While there is risk that the 49ers just blow the doors off the Redskins and don’t pass enough for Kittle to matter, Kittle’s slow game against the Bengals earlier this year (three targets) was more about the way the Bengals defense tilts toward a top aerial weapon than about the blowout, as Kittle saw 10 targets in Week 1 with Jimmy Garoppolo throwing only 27 times (compared to 25 vs Cincy), and he saw eight targets on 29 Jimmy attempts vs the Browns. The 49ers should “play” long enough in this one even if they take a big lead for Kittle to see his typical range of looks in a matchup that sets up well.

JM’s Interpretation ::

This is a bit of an interesting spot, in that the likely lack of competitiveness in this game will make it difficult for anyone on the spread-it-out 49ers to post a truly big score — and yet, it also seems likely that the 49ers backfield will go overlooked, while Kittle may go a bit under-owned given blowout concerns.

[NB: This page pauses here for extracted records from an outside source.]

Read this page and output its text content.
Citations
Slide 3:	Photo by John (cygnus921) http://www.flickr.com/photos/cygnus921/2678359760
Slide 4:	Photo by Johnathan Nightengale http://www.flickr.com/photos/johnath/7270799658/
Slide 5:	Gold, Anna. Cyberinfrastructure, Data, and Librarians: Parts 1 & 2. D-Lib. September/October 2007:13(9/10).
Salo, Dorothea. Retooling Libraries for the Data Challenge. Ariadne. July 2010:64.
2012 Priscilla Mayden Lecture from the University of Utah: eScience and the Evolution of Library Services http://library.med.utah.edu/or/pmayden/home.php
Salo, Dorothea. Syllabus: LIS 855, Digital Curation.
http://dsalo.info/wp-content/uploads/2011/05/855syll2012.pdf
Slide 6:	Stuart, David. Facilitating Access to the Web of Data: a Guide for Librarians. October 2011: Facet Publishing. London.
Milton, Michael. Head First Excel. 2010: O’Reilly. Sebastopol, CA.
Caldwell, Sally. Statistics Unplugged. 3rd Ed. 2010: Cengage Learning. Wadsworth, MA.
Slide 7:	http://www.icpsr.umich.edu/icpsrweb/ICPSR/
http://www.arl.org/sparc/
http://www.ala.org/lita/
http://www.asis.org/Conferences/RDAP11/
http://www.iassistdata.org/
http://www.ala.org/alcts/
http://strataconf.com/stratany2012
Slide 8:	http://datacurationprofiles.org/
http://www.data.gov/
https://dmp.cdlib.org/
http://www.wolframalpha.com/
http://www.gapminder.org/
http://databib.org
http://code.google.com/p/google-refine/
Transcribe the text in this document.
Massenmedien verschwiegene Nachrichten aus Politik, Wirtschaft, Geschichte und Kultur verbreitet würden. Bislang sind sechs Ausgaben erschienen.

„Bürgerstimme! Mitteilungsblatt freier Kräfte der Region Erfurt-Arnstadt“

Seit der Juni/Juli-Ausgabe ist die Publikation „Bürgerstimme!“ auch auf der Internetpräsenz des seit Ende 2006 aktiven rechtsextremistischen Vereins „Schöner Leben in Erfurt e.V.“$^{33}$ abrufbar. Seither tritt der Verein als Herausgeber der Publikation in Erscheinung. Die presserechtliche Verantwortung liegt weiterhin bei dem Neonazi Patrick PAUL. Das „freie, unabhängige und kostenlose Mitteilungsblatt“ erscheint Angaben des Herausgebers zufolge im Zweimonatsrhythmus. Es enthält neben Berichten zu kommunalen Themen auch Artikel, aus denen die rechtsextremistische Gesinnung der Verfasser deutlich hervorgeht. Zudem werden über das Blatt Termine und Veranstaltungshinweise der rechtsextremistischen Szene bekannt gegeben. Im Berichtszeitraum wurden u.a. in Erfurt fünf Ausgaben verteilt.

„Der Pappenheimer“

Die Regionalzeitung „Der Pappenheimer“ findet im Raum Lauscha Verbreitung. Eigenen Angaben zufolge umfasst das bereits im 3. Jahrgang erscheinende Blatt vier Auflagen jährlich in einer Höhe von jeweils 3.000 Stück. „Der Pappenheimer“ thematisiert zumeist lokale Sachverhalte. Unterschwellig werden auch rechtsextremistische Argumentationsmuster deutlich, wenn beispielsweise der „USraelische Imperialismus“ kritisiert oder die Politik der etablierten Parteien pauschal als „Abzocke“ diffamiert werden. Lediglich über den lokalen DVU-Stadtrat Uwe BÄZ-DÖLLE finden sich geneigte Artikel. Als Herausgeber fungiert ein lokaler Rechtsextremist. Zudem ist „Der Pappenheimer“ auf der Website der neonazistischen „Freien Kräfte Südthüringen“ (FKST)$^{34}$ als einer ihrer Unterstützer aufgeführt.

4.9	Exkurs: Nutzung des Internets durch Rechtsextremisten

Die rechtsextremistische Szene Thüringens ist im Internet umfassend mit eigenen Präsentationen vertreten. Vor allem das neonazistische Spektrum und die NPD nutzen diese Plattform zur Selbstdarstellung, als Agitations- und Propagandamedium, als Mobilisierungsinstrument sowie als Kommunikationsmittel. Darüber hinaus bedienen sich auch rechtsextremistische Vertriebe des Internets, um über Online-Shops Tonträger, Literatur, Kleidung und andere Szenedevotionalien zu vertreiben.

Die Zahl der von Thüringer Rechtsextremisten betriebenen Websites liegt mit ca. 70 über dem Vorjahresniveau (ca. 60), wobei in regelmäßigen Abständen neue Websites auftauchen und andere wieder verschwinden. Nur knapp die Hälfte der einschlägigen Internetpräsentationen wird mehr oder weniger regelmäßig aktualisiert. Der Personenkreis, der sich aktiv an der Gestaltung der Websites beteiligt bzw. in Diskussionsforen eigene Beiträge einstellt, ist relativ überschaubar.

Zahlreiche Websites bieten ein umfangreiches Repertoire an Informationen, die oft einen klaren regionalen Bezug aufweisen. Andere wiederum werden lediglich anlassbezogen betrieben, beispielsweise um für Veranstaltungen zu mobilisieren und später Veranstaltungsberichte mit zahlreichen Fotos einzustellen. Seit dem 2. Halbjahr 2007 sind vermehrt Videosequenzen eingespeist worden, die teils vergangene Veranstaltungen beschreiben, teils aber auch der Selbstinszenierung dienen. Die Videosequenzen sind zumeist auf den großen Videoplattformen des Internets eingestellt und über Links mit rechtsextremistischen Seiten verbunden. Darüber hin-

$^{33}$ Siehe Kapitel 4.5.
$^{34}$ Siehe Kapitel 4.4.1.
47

The one-dimensional nature of the 49ers’ backfield production and the fact that a spiked-target week from Kittle is highly unlikely will probably be enough for none of these pieces to be central to my builds this week; but I do like the idea in tourneys (especially larger-field contests) of committing a bit of action to the 49ers backfield to chase either a couple big plays from Breida or a multi-touchdown game from Coleman, and I also would feel comfortable in Kittle’s target floor, which gives him plenty of space for a big day even without a target spike.